Alors que la Russie qualifie la saisie de ses actifs de "vol", une telle mesure respecte-elle le droit international ?
L’Europe reste divisée sur la possibilité de saisir les 210 milliards d’euros d’actifs russes gelés dans les États membres afin de financer l’effort militaire ukrainien et la reconstruction du pays. Alors que Moscou dénonce ces projets comme un "vol", la légalité d’une telle mesure au regard du droit international interroge.
Ces actifs, appartenant à la banque centrale russe, étaient initialement investis dans des obligations d’État à court terme servant de réserves nationales en devises étrangères. Toutefois, ces obligations sont arrivées à échéance et s’accumulent désormais sous forme de liquidités.
La majeure partie de ces fonds, soit 183 milliards d’euros, est conservée chez Euroclear, une chambre de compensation belge spécialisée dans les transactions financières.
La situation est d’autant plus complexe que, selon le droit international, les actifs des banques centrales détenus à l’étranger bénéficient d’une immunité juridictionnelle.
"Un jugement ordonnant au gouvernement de saisir les actifs russes serait illégal en vertu du droit international et du droit national, qui l’intègre", explique Federico Luco Pasini, professeur de droit financier à l’Université de Durham.
Ainsi, un tribunal national ne peut pas statuer en faveur d’une telle saisie : une décision exécutive est nécessaire, soit sous la forme d’un décret gouvernemental, soit par le biais d’un règlement de la Commission européenne.
Néanmoins, des solutions alternatives existent. "Si un gouvernement prend une décision exécutive pour saisir ces actifs, il pourrait ainsi contourner ce problème", ajoute Federico Luco Pasini.
La seule option : une contre-mesure
Selon le droit international, la saisie des actifs russes ne peut être légale que si elle est considérée comme une contre-mesure. Ce mécanisme permet aux États de réagir à une violation du droit international commise par un autre État.
Toutefois, une contre-mesure doit être temporaire et réversible, ce qui suscite des débats parmi les experts en droit. "Une contre-mesure vise à inciter un État à se conformer au droit, ce n’est pas une sanction", précise Federico Luco Pasini.

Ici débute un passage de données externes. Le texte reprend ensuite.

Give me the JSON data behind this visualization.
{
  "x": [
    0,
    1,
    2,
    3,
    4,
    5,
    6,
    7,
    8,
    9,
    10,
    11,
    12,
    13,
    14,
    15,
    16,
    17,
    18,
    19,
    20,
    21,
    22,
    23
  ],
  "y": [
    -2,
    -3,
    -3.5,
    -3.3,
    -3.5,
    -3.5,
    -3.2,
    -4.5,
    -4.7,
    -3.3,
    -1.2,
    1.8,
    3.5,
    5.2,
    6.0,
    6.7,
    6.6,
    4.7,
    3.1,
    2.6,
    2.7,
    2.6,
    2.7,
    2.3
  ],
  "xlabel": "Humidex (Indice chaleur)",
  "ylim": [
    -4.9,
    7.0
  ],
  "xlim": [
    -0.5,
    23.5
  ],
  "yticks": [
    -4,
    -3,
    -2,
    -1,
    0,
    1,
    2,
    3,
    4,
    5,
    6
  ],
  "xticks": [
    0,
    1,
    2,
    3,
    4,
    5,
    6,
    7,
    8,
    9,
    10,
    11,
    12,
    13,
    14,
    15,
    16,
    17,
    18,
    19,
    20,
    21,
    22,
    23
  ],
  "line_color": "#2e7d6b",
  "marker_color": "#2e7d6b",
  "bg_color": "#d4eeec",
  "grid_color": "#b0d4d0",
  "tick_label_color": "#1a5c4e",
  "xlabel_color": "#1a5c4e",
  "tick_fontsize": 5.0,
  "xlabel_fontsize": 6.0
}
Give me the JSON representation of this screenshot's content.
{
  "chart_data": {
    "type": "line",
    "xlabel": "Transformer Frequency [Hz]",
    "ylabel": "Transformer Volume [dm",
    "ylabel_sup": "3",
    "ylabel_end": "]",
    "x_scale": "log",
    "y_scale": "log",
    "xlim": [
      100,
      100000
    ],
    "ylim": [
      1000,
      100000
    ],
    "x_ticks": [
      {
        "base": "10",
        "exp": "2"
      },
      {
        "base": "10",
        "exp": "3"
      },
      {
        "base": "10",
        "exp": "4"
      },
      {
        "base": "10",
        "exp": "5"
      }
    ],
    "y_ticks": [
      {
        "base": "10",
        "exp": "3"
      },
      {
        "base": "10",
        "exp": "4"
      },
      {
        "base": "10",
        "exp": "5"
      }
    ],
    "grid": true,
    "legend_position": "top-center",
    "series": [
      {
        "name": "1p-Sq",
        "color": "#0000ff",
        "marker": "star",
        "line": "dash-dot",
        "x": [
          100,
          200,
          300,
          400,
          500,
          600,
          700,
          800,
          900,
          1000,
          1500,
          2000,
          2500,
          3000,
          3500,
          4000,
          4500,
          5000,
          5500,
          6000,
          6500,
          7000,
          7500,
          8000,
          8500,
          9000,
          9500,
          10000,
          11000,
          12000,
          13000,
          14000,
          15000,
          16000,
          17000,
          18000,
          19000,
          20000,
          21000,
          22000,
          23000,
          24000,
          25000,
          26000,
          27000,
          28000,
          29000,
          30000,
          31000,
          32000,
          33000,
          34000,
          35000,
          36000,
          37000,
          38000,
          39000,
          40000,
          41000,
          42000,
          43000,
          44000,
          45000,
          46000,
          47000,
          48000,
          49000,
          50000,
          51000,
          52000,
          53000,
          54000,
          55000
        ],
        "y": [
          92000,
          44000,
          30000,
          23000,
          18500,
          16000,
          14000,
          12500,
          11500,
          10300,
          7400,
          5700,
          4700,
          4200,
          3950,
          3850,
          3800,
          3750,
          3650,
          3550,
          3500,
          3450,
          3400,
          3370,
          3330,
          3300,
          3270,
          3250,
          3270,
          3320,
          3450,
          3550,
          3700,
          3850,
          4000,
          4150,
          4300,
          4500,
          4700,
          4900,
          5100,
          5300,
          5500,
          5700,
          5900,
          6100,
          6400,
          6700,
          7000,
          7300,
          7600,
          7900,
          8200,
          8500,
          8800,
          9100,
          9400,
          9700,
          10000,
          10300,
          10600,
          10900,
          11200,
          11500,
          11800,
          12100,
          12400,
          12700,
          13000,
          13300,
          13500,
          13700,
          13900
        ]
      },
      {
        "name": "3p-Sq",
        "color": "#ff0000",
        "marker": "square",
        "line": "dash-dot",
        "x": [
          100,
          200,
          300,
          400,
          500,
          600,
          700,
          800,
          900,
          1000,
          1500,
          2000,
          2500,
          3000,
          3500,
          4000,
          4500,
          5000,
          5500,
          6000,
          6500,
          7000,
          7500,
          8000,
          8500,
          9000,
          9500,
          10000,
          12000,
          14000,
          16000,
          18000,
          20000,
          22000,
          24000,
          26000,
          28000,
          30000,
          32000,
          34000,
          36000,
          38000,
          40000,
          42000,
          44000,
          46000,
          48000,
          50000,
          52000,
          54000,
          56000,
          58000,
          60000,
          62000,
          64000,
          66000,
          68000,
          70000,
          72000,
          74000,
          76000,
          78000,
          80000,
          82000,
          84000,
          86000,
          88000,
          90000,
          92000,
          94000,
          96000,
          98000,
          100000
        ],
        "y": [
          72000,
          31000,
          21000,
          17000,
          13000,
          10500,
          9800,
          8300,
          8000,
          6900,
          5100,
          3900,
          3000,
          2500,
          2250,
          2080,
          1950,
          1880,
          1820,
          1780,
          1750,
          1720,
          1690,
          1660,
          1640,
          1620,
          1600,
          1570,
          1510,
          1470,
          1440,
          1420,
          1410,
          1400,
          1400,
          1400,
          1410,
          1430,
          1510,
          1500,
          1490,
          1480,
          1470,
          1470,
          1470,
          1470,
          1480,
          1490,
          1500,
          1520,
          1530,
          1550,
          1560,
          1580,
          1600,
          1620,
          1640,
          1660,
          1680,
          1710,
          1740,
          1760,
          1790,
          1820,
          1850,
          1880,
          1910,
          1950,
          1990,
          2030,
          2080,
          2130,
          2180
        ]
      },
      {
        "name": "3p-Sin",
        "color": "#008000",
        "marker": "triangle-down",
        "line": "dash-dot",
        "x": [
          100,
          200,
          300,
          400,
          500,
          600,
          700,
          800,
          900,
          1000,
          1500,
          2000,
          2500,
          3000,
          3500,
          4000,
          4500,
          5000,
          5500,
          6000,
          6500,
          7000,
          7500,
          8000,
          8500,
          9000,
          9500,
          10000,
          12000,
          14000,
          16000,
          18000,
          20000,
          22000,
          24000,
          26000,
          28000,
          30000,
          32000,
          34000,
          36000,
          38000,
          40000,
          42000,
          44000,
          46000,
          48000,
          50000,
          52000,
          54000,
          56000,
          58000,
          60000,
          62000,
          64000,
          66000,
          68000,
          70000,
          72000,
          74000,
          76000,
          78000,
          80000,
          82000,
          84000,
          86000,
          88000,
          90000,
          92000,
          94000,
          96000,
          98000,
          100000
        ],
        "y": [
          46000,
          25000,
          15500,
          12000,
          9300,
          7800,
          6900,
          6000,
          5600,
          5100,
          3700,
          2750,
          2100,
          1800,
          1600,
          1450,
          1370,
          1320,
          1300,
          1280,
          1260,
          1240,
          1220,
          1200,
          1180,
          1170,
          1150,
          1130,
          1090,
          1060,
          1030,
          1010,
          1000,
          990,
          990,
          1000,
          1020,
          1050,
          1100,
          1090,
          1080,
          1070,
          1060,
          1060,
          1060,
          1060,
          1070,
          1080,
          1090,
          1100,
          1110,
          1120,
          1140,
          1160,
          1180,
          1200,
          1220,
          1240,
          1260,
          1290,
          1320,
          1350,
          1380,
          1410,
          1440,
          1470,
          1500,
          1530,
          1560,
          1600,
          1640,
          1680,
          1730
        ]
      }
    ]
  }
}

"En d’autres termes, la Russie devrait avoir la possibilité de dire : "Je suis désolé, je vais rectifier mes actes, payer des réparations, et dans ce cas, vous devez me restituer mes actifs’", poursuit-il.
Depuis l’invasion à grande échelle de l’Ukraine par la Russie, l’UE, les États-Unis et leurs alliés ont gelé un total de 274 milliards d’euros (300 milliards de dollars) d’avoirs russes.
La saisie des intérêts jugée légale
Bien que les actifs eux-mêmes n’aient pas été confisqués, en mai 2024, les États membres de l’UE ont commencé à utiliser les intérêts générés par ces fonds gelés pour financer l’armée ukrainienne.
"Cette pratique est conforme au droit, car la jurisprudence reconnaît que l’utilisation des intérêts satisfait aux exigences d’une contre-mesure", affirme Federico Luco Pasini.
Les experts justifient cette approche en expliquant que la perte d’intérêts ou de profits constitue un préjudice financier rarement irréversible.
Ainsi, cette mesure répond aux critères d’une contre-mesure, qui doit être temporaire et réversible.
Toutefois, certains craignent que la confiscation des actifs dissuade d’autres pays et investisseurs d’utiliser les institutions financières européennes, fragilisant ainsi le rôle de l’euro en tant que monnaie de réserve internationale.
Certains redoutent que des nations comme la Chine et l’Arabie saoudite ne revendent leurs obligations européennes. D’un point de vue juridique, "les gouvernements ne veulent pas créer un précédent, en particulier la Commission européenne", souligne le professeur.
Des avis divergents en Europe
Au sein de l’Union européenne, la République tchèque, l’Estonie et la Pologne sont les principaux partisans de la saisie des actifs russes.
Le mois dernier, le Premier ministre polonais Donald Tusk a déclaré sur X : "Finançons notre aide à l’Ukraine grâce aux actifs russes gelés."
À l’inverse, la France, l’Allemagne et la Belgique s’opposent fermement à cette idée.
Le ministre français de l’Europe, Benjamin Haddad, a averti devant le Parlement que "la confiscation pure et simple de ces actifs représenterait un risque financier trop important pour la zone euro et la Banque centrale européenne."